Well, the sordid pageant of disgraced former Franklin County senator Norm McAllister’s legal battles continued on Friday, as Judge Martin A. Maley heard a second day of arguments concerning Mr. McAllister’s request to reverse his plea deal on sex crime charges. Mr. McAllister has said he was coerced by the defense team into accepting the plea deal, but testimony would seem to suggest that, after hearing the evidence against him, his son Heath first urged him to accept any plea deal that was offered, then changed his mind much later after the plea commitment had been made.
I had a prior obligation that prevented me from attending yesterday’s proceedings, but the St. Albans Messenger bravely provided an outstanding account of all that was said and heard. It bears reading for the graphic lesson it provides on the sheer brutality of this kind of sexual exploitation, as well as insight into the rationalizations Mr. McAllister adopted for his behavior.
That the good people of my county repeatedly sent the perpetrator to the legislature, even while all of this was going on, makes it that much more disturbing.
Unfortunately, a paywall prevents me from sharing the Messenger story, so I am linking to a Seven Days piece instead.

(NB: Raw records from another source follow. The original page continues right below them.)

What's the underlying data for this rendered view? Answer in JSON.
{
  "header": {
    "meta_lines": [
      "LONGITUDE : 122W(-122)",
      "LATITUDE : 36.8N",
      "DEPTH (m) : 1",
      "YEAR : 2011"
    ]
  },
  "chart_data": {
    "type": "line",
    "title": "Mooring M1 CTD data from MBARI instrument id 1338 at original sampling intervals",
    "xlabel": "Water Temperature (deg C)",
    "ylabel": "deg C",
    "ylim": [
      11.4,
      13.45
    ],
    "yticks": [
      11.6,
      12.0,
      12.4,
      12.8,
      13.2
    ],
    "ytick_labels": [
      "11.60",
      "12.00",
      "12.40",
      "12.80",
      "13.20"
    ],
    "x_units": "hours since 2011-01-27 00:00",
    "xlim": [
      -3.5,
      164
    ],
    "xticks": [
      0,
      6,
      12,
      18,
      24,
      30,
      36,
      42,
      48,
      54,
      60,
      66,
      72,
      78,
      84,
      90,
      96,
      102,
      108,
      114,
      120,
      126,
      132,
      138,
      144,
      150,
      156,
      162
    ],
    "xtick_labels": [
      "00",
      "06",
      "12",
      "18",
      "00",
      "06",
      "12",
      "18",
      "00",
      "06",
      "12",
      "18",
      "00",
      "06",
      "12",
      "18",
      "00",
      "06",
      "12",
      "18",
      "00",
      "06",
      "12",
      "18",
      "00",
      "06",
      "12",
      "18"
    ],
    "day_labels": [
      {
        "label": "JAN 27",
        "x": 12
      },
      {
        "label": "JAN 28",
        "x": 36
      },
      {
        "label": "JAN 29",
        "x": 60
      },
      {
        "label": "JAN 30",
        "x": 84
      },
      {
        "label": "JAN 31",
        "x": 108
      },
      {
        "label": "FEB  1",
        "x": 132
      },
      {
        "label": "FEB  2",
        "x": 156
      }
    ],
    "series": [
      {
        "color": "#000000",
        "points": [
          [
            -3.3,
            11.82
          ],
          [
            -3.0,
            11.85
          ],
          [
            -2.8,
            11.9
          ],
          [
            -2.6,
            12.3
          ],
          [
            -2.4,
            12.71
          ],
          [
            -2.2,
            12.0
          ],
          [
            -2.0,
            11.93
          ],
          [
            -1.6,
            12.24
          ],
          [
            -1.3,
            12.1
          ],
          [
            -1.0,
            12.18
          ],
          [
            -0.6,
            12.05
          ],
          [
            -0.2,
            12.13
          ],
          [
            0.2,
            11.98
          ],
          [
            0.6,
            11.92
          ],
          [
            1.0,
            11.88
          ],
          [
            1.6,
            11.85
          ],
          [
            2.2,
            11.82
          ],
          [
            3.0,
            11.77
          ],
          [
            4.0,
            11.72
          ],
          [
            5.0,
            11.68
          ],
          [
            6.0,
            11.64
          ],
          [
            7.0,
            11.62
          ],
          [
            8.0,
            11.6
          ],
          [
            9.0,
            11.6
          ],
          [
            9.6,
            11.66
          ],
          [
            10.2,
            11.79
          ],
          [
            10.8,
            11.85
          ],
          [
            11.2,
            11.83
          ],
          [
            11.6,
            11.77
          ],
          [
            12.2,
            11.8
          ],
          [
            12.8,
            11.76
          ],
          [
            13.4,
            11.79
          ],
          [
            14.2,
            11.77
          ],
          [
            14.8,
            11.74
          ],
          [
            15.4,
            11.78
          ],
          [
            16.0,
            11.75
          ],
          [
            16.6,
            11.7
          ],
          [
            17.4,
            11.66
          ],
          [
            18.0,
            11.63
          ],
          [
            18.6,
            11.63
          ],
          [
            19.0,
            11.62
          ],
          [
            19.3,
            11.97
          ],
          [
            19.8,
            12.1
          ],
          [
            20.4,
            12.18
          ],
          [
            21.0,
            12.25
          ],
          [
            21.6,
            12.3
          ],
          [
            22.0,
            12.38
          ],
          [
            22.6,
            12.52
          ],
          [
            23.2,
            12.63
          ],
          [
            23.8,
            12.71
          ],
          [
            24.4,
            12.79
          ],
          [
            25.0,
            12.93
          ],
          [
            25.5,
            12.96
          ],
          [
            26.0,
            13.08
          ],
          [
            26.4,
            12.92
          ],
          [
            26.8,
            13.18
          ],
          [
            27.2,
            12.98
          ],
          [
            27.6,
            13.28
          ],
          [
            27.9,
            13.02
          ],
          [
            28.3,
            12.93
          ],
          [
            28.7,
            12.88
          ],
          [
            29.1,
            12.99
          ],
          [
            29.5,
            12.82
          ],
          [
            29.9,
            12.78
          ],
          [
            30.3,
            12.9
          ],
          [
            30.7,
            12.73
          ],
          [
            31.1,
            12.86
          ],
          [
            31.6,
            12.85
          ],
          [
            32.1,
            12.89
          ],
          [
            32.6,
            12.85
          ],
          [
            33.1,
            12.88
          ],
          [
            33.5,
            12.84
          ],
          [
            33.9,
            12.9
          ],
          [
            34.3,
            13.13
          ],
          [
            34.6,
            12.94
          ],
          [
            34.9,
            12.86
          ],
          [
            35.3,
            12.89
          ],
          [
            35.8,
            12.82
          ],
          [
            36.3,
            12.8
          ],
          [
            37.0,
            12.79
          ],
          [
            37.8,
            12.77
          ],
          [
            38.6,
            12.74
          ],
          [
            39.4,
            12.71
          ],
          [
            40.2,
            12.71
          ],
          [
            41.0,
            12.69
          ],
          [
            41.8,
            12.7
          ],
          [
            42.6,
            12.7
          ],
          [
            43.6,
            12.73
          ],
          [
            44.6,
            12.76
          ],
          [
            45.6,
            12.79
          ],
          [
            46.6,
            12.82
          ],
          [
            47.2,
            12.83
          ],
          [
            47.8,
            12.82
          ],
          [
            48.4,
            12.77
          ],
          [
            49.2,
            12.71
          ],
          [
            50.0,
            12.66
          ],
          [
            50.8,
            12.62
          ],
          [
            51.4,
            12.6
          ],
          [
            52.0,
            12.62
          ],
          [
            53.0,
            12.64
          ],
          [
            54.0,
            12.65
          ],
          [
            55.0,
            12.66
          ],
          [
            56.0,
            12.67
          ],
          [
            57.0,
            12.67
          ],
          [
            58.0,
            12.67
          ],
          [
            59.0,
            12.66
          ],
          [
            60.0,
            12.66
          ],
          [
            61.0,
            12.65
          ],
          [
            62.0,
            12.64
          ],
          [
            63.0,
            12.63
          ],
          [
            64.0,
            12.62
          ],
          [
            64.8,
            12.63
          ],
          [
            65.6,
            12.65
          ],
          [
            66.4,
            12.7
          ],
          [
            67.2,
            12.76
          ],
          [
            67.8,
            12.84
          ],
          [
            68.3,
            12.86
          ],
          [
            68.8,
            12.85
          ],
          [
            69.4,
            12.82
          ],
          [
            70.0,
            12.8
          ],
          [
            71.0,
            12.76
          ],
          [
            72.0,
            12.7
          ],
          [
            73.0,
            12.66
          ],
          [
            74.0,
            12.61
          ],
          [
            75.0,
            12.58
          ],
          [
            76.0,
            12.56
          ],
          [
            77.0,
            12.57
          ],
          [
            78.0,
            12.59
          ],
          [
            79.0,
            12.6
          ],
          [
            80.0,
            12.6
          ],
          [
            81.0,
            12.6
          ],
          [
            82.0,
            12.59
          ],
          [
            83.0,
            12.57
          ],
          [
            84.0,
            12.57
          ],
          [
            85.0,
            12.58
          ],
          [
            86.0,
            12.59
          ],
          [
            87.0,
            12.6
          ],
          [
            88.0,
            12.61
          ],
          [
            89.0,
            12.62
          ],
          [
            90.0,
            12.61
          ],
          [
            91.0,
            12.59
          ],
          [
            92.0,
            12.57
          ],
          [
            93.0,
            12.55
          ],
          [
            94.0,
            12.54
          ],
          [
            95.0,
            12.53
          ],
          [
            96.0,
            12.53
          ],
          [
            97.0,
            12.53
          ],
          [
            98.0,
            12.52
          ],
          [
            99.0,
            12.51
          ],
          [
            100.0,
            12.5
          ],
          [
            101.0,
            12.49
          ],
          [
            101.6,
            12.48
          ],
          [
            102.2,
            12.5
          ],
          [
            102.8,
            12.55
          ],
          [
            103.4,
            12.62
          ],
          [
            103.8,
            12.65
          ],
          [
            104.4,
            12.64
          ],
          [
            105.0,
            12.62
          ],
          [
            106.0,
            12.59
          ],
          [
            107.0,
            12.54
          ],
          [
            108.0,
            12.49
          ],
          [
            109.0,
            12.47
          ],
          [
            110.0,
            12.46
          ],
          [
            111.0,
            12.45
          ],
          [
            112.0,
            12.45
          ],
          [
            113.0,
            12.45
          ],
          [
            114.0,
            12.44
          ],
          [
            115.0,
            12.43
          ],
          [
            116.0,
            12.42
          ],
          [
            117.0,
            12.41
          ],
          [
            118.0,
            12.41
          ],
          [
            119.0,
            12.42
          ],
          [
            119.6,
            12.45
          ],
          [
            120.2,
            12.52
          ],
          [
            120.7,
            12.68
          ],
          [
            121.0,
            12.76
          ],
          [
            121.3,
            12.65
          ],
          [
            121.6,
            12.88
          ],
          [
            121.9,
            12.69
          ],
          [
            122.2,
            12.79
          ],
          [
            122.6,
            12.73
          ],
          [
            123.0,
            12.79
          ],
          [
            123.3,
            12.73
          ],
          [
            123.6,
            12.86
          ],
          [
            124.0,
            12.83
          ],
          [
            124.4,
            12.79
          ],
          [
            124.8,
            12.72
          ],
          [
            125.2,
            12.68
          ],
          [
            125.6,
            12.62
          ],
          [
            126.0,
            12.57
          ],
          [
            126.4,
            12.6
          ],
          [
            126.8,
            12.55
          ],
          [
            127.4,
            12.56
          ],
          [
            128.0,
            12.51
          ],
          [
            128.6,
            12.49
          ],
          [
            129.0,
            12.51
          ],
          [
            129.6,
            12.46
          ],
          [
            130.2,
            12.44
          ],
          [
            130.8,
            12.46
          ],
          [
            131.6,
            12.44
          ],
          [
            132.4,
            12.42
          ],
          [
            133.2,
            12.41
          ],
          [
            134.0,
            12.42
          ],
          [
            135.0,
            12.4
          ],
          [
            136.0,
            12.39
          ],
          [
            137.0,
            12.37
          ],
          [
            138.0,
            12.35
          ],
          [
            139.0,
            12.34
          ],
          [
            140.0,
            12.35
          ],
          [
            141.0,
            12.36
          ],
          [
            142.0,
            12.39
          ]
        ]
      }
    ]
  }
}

The fact that Mr. McAllister at first accepted, then sought to overturn his arguably generous plea deal, is further proof that he still has not fully accepted his wrongdoing.
Unlike the little girl whose case against McAllister was dropped when she came unravelled at the end of four hours of grilling on the stand, the victim in this case was not forced to testify.
On that occasion last June, Mr. McAllister was allowed to sit undisturbed in the gallery without having to say a word or meet the appraising gaze of the curious, as the most graphic aspects of that victim’s testimony were haltingly and painfully recounted, mortifying the young woman and rendering her easy prey for defense tactics.
This time, Mr. McAllister was forced to listen to a recording of his own filthy admissions of forced sexual conduct with the victim while the entire courtroom heard them as well.
According to the Messenger story, members of the public listened with downcast eyes, some weeping for the indignity that was so painful to hear. McAllister for his part just sat there, red in the face.
The defense has been given one week to submit closing arguments, and the prosecution, another week for response. After that, Judge Maley will render a decision as to whether or not Mr. McAllister’s plea deal will remain in effect.
Mr. McAllister and his son had better hope they lose this case because a full trial on the evidence holds not just the threat of further humiliation, but a possible sentence of up to life in prison.